Once again I have to remind that I'm not advertising Star Wars movies, but contemplating the appliance of science regarding all things living and propagating. This time I thought I had vegetables in my sight.

 

The story started when my missus announced that she's in love with Bernina. Since we have two kiddies and a cat, and have been married for ages, the revelation was a bit of a shock. Was she changing polarity?

 

At the time, the bearded science dude my missus knows was also having a brewski with us, and for once there was some use of him, since he figured she was talking about potato cultivars.

 

My missus is a wannabe vegan, and in our family she's the weekday line cook, whereas I'm the weekend gourmet chef.
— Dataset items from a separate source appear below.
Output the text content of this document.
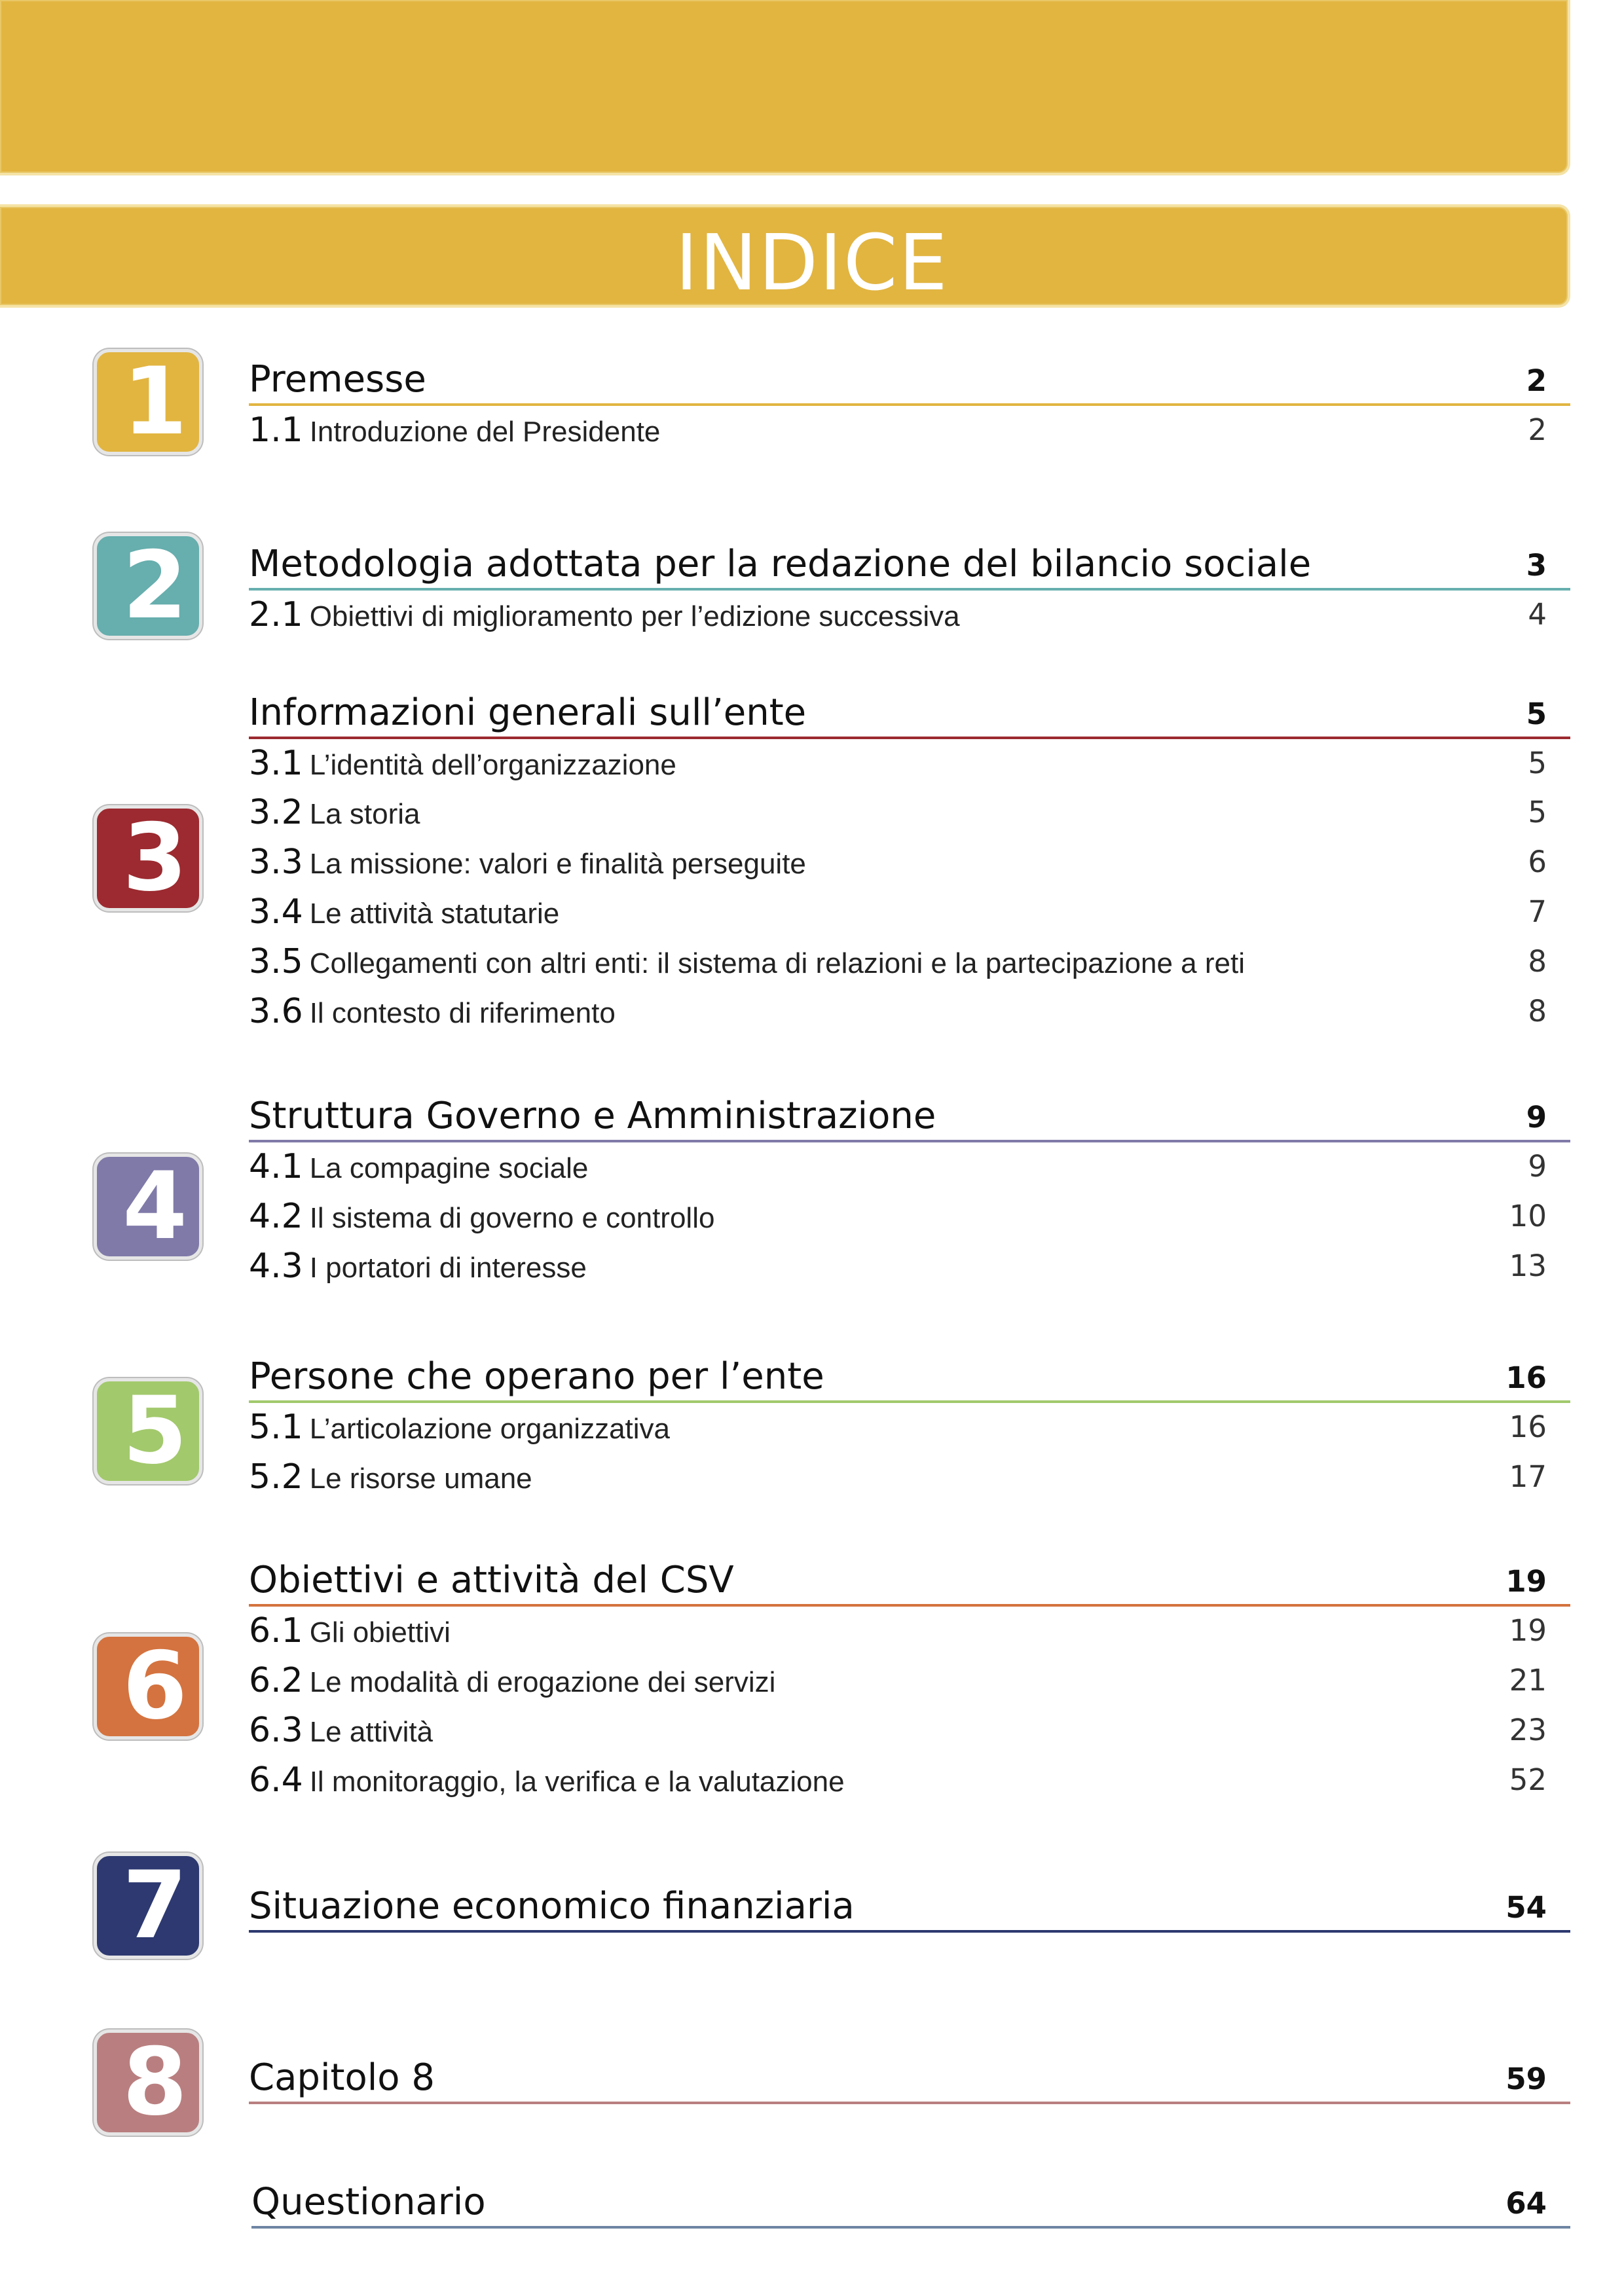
INDICE
1
2
3
4
5
6
7
8
Premesse	2
1.1 Introduzione del Presidente	2
Metodologia adottata per la redazione del bilancio sociale	3
2.1 Obiettivi di miglioramento per l’edizione successiva	4
Informazioni generali sull’ente	5
3.1 L’identità dell’organizzazione	5
3.2 La storia	5
3.3 La missione: valori e finalità perseguite	6
3.4 Le attività statutarie	7
3.5 Collegamenti con altri enti: il sistema di relazioni e la partecipazione a reti	8
3.6 Il contesto di riferimento	8
Struttura Governo e Amministrazione	9
4.1 La compagine sociale	9
4.2 Il sistema di governo e controllo	10
4.3 I portatori di interesse	13
Persone che operano per l’ente	16
5.1 L’articolazione organizzativa	16
5.2 Le risorse umane	17
Obiettivi e attività del CSV	19
6.1 Gli obiettivi	19
6.2 Le modalità di erogazione dei servizi	21
6.3 Le attività	23
6.4 Il monitoraggio, la verifica e la valutazione	52
Situazione economico finanziaria	54
Capitolo 8	59
Questionario	64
That means I should've known my root vegetables. Turned out there was still more to learn.

 

In my favorite cookbook The Joy of Cooking there is a division between salads and vegetables. Personally, I divide veggies into three categories: root vegetables like potato and onion; leafy vegetables like kale and cabbage; and fruit vegetables like tomato and cucumber. I also have to add that my missus likes pumpkin, but I play squash. The kiddies play tennis with Top Spin 3. Everybody has their own taste.

 

The science dude said that the three-way split is practical in cooking, but when it comes to scientific nit-picking, it's false. Especially the category of root vegetables. Obviously, kale, cabbage, tomato, and cucumber also have roots, and in the case of potato and onion you don't eat the actual root either. Potato is the tuber in the root system, and onion is the bulb over the root. Beetroot is an actual root, and not only you can stick them in the oven, you can even make wine out of them.

 

In 1729 – a bit before my time – this Swedish 22-year-old geezer named Carl Linnaeus wrote his thesis on plant sexual reproduction. The stuff about the birds and the bees and the flowers and the trees had a nudge, and the nomenclature of plant physiology – the nuts and bolts of plant organs – began evolving in giant steps.  The jazz record Giant Steps, which was recorded with eight-track Ampex recorder in New York, came later. Actually, I prefer John Coltrane's Impulse records recorded near my hometown in New Jersey with two-track recorders. Sometimes two observations is better than too many observations.

 

So, the fuzz is all about sex: plant propagation. Mother Nature has figured out both asexual cloning and sexual reproduction via go-between, long before human engineers and doctors came up with Dolly the Sheep and sperm-banks and internet dating. Cucumber needs bees and potato is a clone – and I felt like a clown. But at least my marriage was saved.

 

In the U.S. and Finland alike, all sorts of organic vegetables are grown even in weird places. For example, in Espoo, Finland, you can find Lillklobb Permaculture Farm at the backyard of a theater near a police station and surrounded by a forest. As an icing in the cake, it's run by an American named Joshua. You too have to think this is smart: Joshua surrounded by trees. And there you have it: garlic and kale and all sorts of other organic veggies that taste good and are farmed near the consumer – local food.

 

After a few more suds additional dire straits came to mind: kohlrabi and bamboo shoots. Classifying veggies is a stumbling stone.

 

As a pre-peek of the future, I must tell I really had an epiphany, albeit helped by an old bottle we found left in the cupboards. Someday I will write about the breathing habits of plants instead of only breeding habits. That will be a Goliathan effort – like the beetroot wine made by an American named David who lives in Finland. He's an engineer from Boston and his company Ainoa Winery is near Lahti. Why on Earth all these Americans, like myself, come to Finland? Is it because of food grown during those long days in summer – all those carbs packed in veggies and berries in short amount of time? How sweet is that?